Similarly, loss of activity was explored using the same viral I-R3 substrates. Here, the critical nucleotide on the substrate strand was similarly replaced with an A (Figures 5(b) and 5(c)). A remarkable decrease in HParvoVa activity was observed when compared to Figure 3, supporting the hypothesis that a T-A enzyme–substrate base pair at the position SII is highly detrimental. The activities of the other sequences were also not improved, if not completely diminished, compared to those in Figure 3. However, it is worth noting that the activity levels of the WT sequences were low to begin with. In addition, the WT sequence for HCircVb already contained an A in the SII position of the substrate strand but was included with the other samples for consistency. The activities of WT virus sequences, along with C and A mutants, are summarized in Table 1.

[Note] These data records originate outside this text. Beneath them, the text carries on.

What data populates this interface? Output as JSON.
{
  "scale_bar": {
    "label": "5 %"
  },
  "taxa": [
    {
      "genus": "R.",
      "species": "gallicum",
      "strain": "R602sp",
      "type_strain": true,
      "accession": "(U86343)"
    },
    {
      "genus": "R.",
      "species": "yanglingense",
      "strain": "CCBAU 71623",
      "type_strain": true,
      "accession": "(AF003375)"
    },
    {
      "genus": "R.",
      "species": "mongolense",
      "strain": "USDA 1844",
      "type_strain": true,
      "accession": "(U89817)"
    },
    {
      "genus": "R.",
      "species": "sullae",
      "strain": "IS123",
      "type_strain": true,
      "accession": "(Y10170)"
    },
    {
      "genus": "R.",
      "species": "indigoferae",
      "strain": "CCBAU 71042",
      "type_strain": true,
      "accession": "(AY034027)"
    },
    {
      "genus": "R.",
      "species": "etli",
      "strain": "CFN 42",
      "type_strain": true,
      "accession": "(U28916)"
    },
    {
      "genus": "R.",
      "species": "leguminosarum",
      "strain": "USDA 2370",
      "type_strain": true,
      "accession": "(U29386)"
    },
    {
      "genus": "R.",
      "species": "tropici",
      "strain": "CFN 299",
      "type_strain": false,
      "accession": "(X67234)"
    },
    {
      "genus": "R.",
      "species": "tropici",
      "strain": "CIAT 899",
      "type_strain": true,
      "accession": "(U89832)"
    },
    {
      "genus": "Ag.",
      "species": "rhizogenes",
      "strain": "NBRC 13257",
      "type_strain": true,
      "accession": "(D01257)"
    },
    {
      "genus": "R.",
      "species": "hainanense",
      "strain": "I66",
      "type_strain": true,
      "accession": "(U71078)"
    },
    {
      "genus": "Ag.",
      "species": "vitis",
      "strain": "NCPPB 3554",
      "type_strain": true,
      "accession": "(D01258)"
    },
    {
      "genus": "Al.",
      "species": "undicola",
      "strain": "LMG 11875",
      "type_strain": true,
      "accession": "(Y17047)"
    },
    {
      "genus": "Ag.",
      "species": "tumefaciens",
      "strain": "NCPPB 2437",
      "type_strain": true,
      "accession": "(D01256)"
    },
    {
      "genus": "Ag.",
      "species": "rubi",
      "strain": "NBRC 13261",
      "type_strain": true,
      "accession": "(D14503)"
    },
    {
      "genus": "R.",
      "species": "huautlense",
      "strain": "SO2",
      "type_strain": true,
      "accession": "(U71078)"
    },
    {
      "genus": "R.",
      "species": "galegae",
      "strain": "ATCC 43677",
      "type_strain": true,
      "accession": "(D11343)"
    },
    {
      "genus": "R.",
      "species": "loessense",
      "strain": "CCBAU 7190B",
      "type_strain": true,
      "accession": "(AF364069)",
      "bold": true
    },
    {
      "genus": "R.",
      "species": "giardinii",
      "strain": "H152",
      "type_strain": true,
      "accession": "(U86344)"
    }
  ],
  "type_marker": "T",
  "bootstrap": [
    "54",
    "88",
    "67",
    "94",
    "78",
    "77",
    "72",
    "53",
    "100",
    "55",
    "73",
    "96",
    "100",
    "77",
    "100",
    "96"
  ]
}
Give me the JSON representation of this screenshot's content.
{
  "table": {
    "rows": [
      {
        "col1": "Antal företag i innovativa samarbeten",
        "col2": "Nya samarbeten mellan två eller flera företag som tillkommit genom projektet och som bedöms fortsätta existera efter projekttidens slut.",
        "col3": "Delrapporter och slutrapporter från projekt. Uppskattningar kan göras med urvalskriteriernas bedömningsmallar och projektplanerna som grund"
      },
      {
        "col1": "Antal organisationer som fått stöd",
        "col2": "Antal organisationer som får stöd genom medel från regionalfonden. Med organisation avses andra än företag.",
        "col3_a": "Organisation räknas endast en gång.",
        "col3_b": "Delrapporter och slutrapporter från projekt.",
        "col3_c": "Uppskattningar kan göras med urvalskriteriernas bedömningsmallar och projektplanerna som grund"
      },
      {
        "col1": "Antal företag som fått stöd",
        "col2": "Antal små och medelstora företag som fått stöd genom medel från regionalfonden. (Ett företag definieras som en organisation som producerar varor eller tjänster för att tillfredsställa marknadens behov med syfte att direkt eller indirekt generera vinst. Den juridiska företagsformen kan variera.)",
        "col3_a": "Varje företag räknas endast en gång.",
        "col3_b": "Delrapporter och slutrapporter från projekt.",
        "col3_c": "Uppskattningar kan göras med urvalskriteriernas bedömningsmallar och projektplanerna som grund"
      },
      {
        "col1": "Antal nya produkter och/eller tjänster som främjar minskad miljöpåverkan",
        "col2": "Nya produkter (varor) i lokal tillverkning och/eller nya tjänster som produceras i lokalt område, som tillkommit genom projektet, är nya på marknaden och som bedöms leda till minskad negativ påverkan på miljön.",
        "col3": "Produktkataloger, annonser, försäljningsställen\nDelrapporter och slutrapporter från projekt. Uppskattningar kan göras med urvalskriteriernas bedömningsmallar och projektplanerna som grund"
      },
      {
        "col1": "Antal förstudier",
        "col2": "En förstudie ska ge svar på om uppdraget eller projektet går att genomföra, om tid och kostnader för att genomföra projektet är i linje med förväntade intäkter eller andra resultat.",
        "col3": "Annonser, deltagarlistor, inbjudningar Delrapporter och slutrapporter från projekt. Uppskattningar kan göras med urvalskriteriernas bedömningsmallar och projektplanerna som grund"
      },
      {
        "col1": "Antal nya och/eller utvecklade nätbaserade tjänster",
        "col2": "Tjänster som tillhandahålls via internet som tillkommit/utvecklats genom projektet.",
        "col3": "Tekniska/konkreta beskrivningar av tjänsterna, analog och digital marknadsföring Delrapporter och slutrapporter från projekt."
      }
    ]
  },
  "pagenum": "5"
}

Sample | Estimated | WT | C | A |
---|---|---|---|---|
HCircVa | 1.00 | 0.07 ± 0.01 | 1.05 ± 0.01 | 0.06 ± 0.03 |
HCircVb | 0.56 | 0.00 ± 0.00 | 1.04 ± 0.02 | 0.00 ± 0.00 |
HCircVc | 0.13 | 0.00 ± 0.00 | 0.59 ± 0.08 | 0.00 ± 0.00 |
HBocaVa | 0.56 | 0.00 ± 0.00 | 0.70 ± 0.03 | 0.03 ± 0.00 |
HBocaVb | 0.06 | 0.01 ± 0.01 | 1.06 ± 0.03 | 0.00 ± 0.00 |
HBocaVc | 0.56 | 0.07 ± 0.04 | 0.76 ± 0.06 | 0.00 ± 0.00 |
HParvoVa | 1.00 | 0.82 ± 0.04 | 1.06 ± 0.04 | 0.12 ± 0.02 |
HParvoVb | 0.09 | 0.08 ± 0.02 | 0.96 ± 0.04 | 0.00 ± 0.00 |
4. Conclusions
We developed a computer program, IR3, that scans the sequence of any given ssDNA strand, identifies all potential target sites, and outputs the most promising I-R3 DNA enzyme for every target site.
Using this program and comparing its predictions to the results of wet-lab experiments (that we carried out), we were able to show that the existing catalytic core model for I-R3 DNA enzyme activity is incomplete. Furthermore, our work demonstrates that the identity of a certain base pair, termed SII, at the immediate periphery of the catalytic core has a substantial effect on cleavage activity. A purineenzyme–pyrimidinesubstrate base pair at SII substantially increases cleavage activity, while the reversed base pair yields minimal activity.

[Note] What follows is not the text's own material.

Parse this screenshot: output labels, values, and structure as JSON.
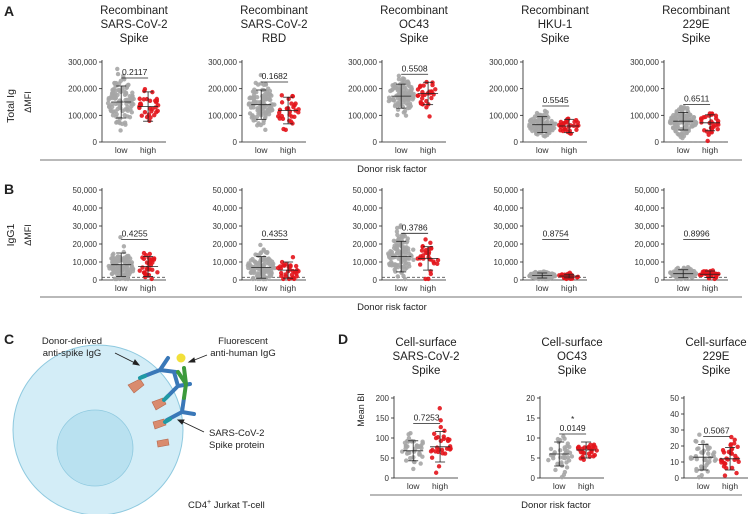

Given these findings, it is recommended that one employs a purine (preferably a G) at the DNA enzyme side of the SII base pair, if one wishes to maximize cleavage activity of an I-R3 DNA enzyme. We believe that this aspect of the DNA enzyme’s activity is key in its use in future applications, as it expands the variety of available target sequences. Potential applications of I-R3-based systems include the targeting and cleavage of various single-stranded DNA viruses, such as parvoviruses, in therapeutic or biosensing contexts. They can also serve roles in dynamic DNA systems, such as recycling-based amplification systems in aptamer-based small-molecule biosensors. The latest version of the program includes this recommendation in its output. The IR3 program is free and publicly available for download at https://github.com/XinxinTree/IR3.
Conflicts of Interest
The authors declare no conflicts of interest.
Author Contributions
Shahidul Islam and Gabriel Aguiar-Tawil contributed equally.
Funding
This study was funded by Concordia University’s Applied AI Institute under grant number 300010761.
Acknowledgments
Thanks are due to Phylicia Ma, former student at High Technology High School, Middletown, New Jersey, who performed initial relative rate compilation during a summer internship sponsored by the Monmouth University Summer Research Program.
Open Research
Data Availability Statement
The data that supports the findings of this study are available in the supporting information of this article (supporting data).